Obi Muonelo

Personal information
- Born: June 21, 1988 (age 37) Edmond, Oklahoma
- Nationality: American
- Listed height: 6 ft 5 in (1.96 m)
- Listed weight: 220 lb (100 kg)

Career information
- High school: Edmond Santa Fe (Edmond, Oklahoma)
- College: Oklahoma State (2006–2010)
- NBA draft: 2010: undrafted
- Playing career: 2010–2011
- Position: Shooting guard / small forward

Career history
- 2010–2011: Fort Wayne Mad Ants
- 2011: Austin Toros

= Obi Muonelo =

American basketball player (born 1988)

Obi Muonelo (born June 21, 1988) is a former American professional basketball player who last played for Austin Toros of the NBA Development League.
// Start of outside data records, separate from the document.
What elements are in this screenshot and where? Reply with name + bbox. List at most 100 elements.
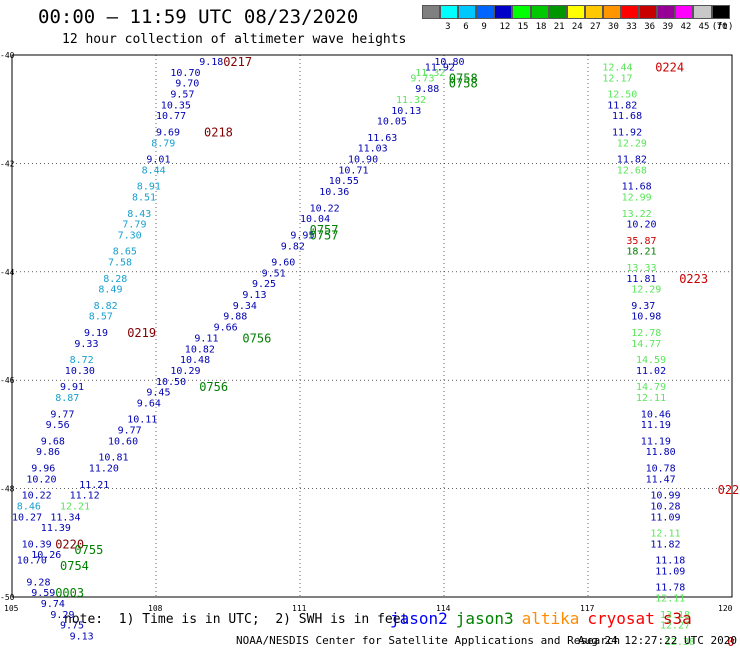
swh-value: 10.60 [108,436,138,447]
legend-label: 33 [626,22,637,32]
swh-value: 9.60 [271,258,295,269]
swh-value: 10.90 [348,155,378,166]
swh-value: 9.69 [156,127,180,138]
swh-value: 10.26 [31,550,61,561]
time-label: 0755 [74,543,103,557]
time-label: 0218 [204,125,233,139]
satellite-legend: jason2 jason3 altika cryosat s3a [390,609,700,628]
legend-label: 45 [698,22,710,32]
swh-value: 10.30 [65,366,95,377]
swh-value: 12.11 [650,529,680,540]
swh-value: 8.43 [127,209,151,220]
legend-label: 18 [535,22,547,32]
swh-value: 10.70 [17,556,47,567]
swh-value: 9.74 [41,599,65,610]
swh-value: 8.57 [89,312,113,323]
swh-value: 12.27 [660,621,690,632]
legend-swatch [530,5,549,19]
swh-value: 9.91 [60,382,84,393]
swh-value: 11.03 [358,144,388,155]
swh-value: 10.39 [22,539,52,550]
lat-tick-label: -50 [0,593,15,602]
swh-value: 11.34 [50,512,80,523]
swh-value: 11.68 [612,111,642,122]
swh-value: 18.21 [626,247,656,258]
swh-value: 12.29 [631,285,661,296]
swh-value: 10.22 [310,203,340,214]
swh-value: 10.50 [156,377,186,388]
swh-value: 11.19 [641,436,671,447]
legend-label: 3 [445,22,451,32]
swh-value: 9.28 [26,577,50,588]
swh-value: 12.99 [622,193,652,204]
time-label: 0757 [310,228,339,242]
swh-value: 10.77 [156,111,186,122]
swh-value: 11.19 [641,420,671,431]
swh-value: 10.04 [300,214,330,225]
credit-line: NOAA/NESDIS Center for Satellite Applica… [236,634,621,647]
swh-value: 10.35 [161,100,191,111]
swh-value: 9.86 [36,447,60,458]
time-label: 0003 [55,586,84,600]
swh-value: 9.51 [262,268,286,279]
swh-value: 7.79 [122,220,146,231]
swh-value: 8.79 [151,138,175,149]
swh-value: 8.44 [142,165,166,176]
swh-value: 10.05 [377,117,407,128]
legend-swatch [476,5,495,19]
legend-swatch [566,5,585,19]
swh-value: 9.75 [60,621,84,632]
legend-label: 30 [608,22,619,32]
swh-value: 11.82 [650,539,680,550]
satellite-jason3: jason3 [455,609,514,628]
lon-tick-label: 114 [436,604,451,613]
swh-value: 10.46 [641,409,671,420]
swh-value: 11.18 [655,556,685,567]
swh-value: 9.18 [199,57,223,68]
swh-value: 12.11 [636,393,666,404]
swh-value: 10.36 [319,187,349,198]
legend-swatch [422,5,441,19]
legend-swatch [639,5,658,19]
time-label: 0219 [127,326,156,340]
lat-tick-label: -44 [0,268,15,277]
swh-value: 12.50 [607,90,637,101]
legend-unit-label: (ft) [711,22,734,32]
swh-value: 9.45 [146,388,170,399]
color-legend: 3 6 9 12 15 18 21 24 27 30 33 36 39 42 45 70 (ft) [422,5,733,32]
swh-value: 12.78 [631,328,661,339]
page-subtitle: 12 hour collection of altimeter wave hei… [62,32,407,47]
swh-value: 12.17 [602,73,632,84]
swh-value: 8.28 [103,274,127,285]
swh-value: 9.73 [410,73,434,84]
legend-label: 39 [662,22,674,32]
swh-value: 12.44 [602,62,632,73]
swh-value: 35.87 [626,236,656,247]
time-label: 0758 [449,71,478,85]
swh-value: 9.64 [137,398,161,409]
swh-value: 14.79 [636,382,666,393]
swh-value: 11.32 [396,95,426,106]
swh-value: 13.33 [626,263,656,274]
swh-value: 11.63 [367,133,397,144]
legend-label: 9 [481,22,487,32]
swh-value: 10.82 [185,344,215,355]
swh-value: 9.88 [415,84,439,95]
swh-value: 8.65 [113,247,137,258]
swh-value: 11.02 [636,366,666,377]
swh-value: 9.77 [118,426,142,437]
lon-tick-label: 117 [580,604,595,613]
swh-value: 9.13 [70,632,94,643]
swh-value: 10.80 [434,57,464,68]
lat-tick-label: -46 [0,376,15,385]
lat-tick-label: -42 [0,159,15,168]
legend-labels: 3 6 9 12 15 18 21 24 27 30 33 36 39 42 45 70 (ft) [422,22,740,36]
swh-value: 9.57 [170,90,194,101]
legend-label: 15 [517,22,529,32]
legend-label: 36 [644,22,656,32]
swh-value: 8.91 [137,182,161,193]
legend-label: 12 [499,22,511,32]
time-label: 0217 [223,55,252,69]
swh-value: 9.96 [31,464,55,475]
swh-value: 10.27 [12,512,42,523]
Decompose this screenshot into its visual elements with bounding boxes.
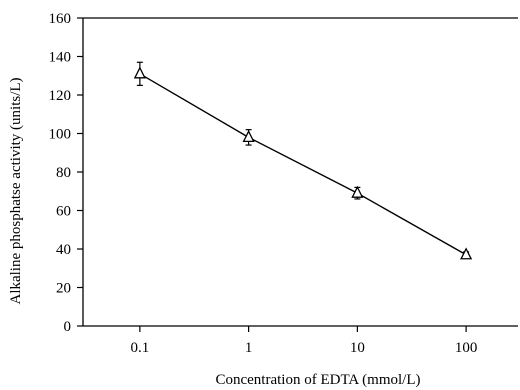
y-tick-label: 120 — [49, 88, 72, 104]
data-point — [460, 247, 473, 260]
y-tick-label: 20 — [56, 281, 71, 297]
x-tick-label: 1 — [245, 340, 253, 356]
plot-frame — [82, 17, 518, 327]
series-line — [139, 73, 467, 256]
data-point — [242, 129, 255, 143]
y-tick-label: 100 — [49, 127, 72, 143]
y-tick-label: 0 — [64, 319, 72, 335]
y-tick-label: 80 — [56, 165, 71, 181]
y-tick-label: 140 — [49, 50, 72, 66]
y-axis: 0 20 40 60 80 100 120 140 160 — [49, 11, 83, 335]
x-axis-title: Concentration of EDTA (mmol/L) — [215, 372, 420, 388]
y-tick-label: 160 — [49, 11, 72, 27]
data-point — [351, 185, 364, 198]
data-point — [133, 66, 146, 79]
y-tick-label: 60 — [56, 204, 71, 220]
y-tick-label: 40 — [56, 242, 71, 258]
series — [133, 61, 473, 260]
x-axis: 0.1 1 10 100 — [130, 326, 477, 356]
y-axis-title: Alkaline phosphatse activity (units/L) — [8, 77, 24, 304]
x-tick-label: 10 — [350, 340, 365, 356]
x-tick-label: 100 — [455, 340, 478, 356]
x-tick-label: 0.1 — [130, 340, 149, 356]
He played collegiately with the Oklahoma State Cowboys.

==Professional==
Muonelo went undrafted in the 2010 NBA draft and signed a summer league contract with the Philadelphia 76ers. Muonelo was selected with the 10th overall pick in the 2010 NBA Development League Draft by the Fort Wayne Mad Ants.

For the 2011/12 NBA D-League season, Muonelo played for the Austin Toros.

==Santa Fe High School==
At Edmond Santa Fe High School in Edmond, Oklahoma Muonelo averaged 19.6 points, 6.1 rebounds, 2.9 steals and 4.9 assists his senior year. He was the 19th prospect overall and the fourth best shooting guard. Obi led his team to the 6A state championship game where they ended their season at a 25–4. In his junior year he averaged 18.0 points and 10.2 rebounds.